If you took an IQ test, the results would be negative.

My inferiority complex is not as good as yours.

The more I get to know people, the better I like animals.

he odds are a million to one
against my being one in a million.

Look out for #1. Don't step in #2 either.

When the chips are down, the buffalo is empty

Unless you're the lead dog, your view doesn't change.

How do you make two pounds of fat better?Add a nipple.

Smith & Wesson: The original point and click interface.

Yo mamma is so fat when she gets on the scale it says.... to be continued

You have to take the bad with the worst.

Why do we sing "Take me out to the ball game" when we are already there?

Smile.... It confuses people!

The problem with getting a life is making the payments.

I've learned that no matter how much I care, some people are just assholes.

Why can't you be a non-conformist like everyone else?

The best things in life are for a fee.

There is no job so simple that it can not be done wrong.

Where there's a will... I want to be on it.

I've learned that you cannot make someone love you. All you
can do is stalk them and hope they panic and give in.

Why do we put suits in garment bags and garments in a suitcase?

Old accountants never die - they just lose their balance.

If your parents didn't have children,
chances are you won't either.

I'm the person you're mother always warned you about.

22 September 2011

i'm feeling so much better and it's nice and foggy and gloomy outside...lol ,so i'm headed to play, I will walk the entire course....


1) I can please only one person per day. Today is not your day. Tomorrow isn't looking good either.

2) I love deadlines. I especially like the whooshing sound they make as they go flying by.

3) Someday we'll look back on all this and plow into a parked car.

4)Tell me what you need, and I'll tell you how to get along without it.

5) Accept that some days you're the pigeon, and some days you're the statue.

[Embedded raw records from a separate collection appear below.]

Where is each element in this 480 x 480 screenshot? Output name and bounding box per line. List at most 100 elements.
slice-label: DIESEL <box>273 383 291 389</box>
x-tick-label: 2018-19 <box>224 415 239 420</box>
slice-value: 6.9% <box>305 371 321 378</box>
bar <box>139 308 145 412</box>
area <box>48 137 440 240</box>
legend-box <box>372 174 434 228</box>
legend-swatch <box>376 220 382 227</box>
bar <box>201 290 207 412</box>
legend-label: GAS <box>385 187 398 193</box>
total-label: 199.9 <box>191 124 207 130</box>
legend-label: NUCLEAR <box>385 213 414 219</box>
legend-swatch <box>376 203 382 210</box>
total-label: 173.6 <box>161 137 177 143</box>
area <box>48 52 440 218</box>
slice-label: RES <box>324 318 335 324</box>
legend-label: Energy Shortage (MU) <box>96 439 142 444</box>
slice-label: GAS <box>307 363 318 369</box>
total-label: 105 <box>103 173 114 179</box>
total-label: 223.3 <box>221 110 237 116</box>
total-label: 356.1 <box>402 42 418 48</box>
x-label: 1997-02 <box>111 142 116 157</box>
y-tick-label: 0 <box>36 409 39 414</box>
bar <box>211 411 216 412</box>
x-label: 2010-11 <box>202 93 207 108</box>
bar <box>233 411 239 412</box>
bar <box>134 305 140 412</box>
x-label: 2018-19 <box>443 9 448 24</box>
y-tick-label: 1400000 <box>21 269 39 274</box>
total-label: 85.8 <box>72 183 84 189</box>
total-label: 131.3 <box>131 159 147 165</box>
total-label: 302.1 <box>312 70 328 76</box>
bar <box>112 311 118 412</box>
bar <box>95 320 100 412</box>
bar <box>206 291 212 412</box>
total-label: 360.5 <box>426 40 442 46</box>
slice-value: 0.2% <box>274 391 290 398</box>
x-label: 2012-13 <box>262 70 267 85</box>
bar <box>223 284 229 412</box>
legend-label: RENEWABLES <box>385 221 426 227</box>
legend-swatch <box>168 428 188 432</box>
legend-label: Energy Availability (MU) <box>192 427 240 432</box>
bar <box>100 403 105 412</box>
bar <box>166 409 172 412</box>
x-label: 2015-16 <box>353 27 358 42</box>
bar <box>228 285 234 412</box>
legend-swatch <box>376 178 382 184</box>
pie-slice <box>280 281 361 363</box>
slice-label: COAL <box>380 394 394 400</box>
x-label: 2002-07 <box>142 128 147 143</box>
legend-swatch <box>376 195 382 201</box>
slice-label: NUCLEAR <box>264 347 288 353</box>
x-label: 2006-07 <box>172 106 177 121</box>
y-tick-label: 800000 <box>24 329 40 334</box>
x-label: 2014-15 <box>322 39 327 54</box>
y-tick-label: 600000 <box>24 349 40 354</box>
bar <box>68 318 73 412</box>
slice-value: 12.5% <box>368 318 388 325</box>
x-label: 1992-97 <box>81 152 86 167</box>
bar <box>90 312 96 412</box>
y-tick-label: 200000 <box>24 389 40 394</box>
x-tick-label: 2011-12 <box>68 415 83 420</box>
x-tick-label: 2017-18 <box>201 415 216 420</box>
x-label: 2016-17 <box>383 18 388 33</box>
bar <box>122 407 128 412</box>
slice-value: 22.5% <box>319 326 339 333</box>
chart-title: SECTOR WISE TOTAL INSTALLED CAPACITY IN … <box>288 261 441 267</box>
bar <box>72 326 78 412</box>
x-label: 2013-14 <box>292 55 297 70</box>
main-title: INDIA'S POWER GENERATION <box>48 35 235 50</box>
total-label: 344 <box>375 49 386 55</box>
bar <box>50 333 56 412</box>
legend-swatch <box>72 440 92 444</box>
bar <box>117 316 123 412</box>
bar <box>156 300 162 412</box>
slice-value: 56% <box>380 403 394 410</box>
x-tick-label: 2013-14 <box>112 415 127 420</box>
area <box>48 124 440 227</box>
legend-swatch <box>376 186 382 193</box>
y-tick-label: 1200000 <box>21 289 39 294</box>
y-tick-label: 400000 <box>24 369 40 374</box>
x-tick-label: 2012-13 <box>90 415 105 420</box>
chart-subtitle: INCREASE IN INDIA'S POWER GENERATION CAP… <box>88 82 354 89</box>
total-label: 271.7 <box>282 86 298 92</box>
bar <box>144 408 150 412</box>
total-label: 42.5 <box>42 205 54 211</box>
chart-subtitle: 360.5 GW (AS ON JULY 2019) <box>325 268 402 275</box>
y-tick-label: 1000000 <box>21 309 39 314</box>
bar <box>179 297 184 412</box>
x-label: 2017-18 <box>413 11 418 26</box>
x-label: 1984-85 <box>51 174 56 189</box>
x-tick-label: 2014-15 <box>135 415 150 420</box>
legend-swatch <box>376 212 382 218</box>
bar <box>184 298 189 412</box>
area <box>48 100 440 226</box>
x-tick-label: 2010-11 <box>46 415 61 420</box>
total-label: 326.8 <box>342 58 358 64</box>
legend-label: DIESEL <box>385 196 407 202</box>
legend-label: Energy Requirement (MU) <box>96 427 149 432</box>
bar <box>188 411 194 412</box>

6) Everybody is somebody else's weirdo.

7) What would you call a drunk who works at an upholstery shop?
A recovering alcoholic.


3 buddies die in a car crash, they go to heaven to an orientation. They are all asked, "When you are in your casket and friends and family are mourning upon you, what would you like to hear them say about you?
The first guy says, "I would like to hear them say that I was a great doctor of my time, and a great family man."

The second guy says, "I would like to hear that I was a wonderful husband and school teacher which made a huge difference in our children of tomorrow."

The last guy replies, "I would like to hear them say... LOOK, HE'S MOVING!!!"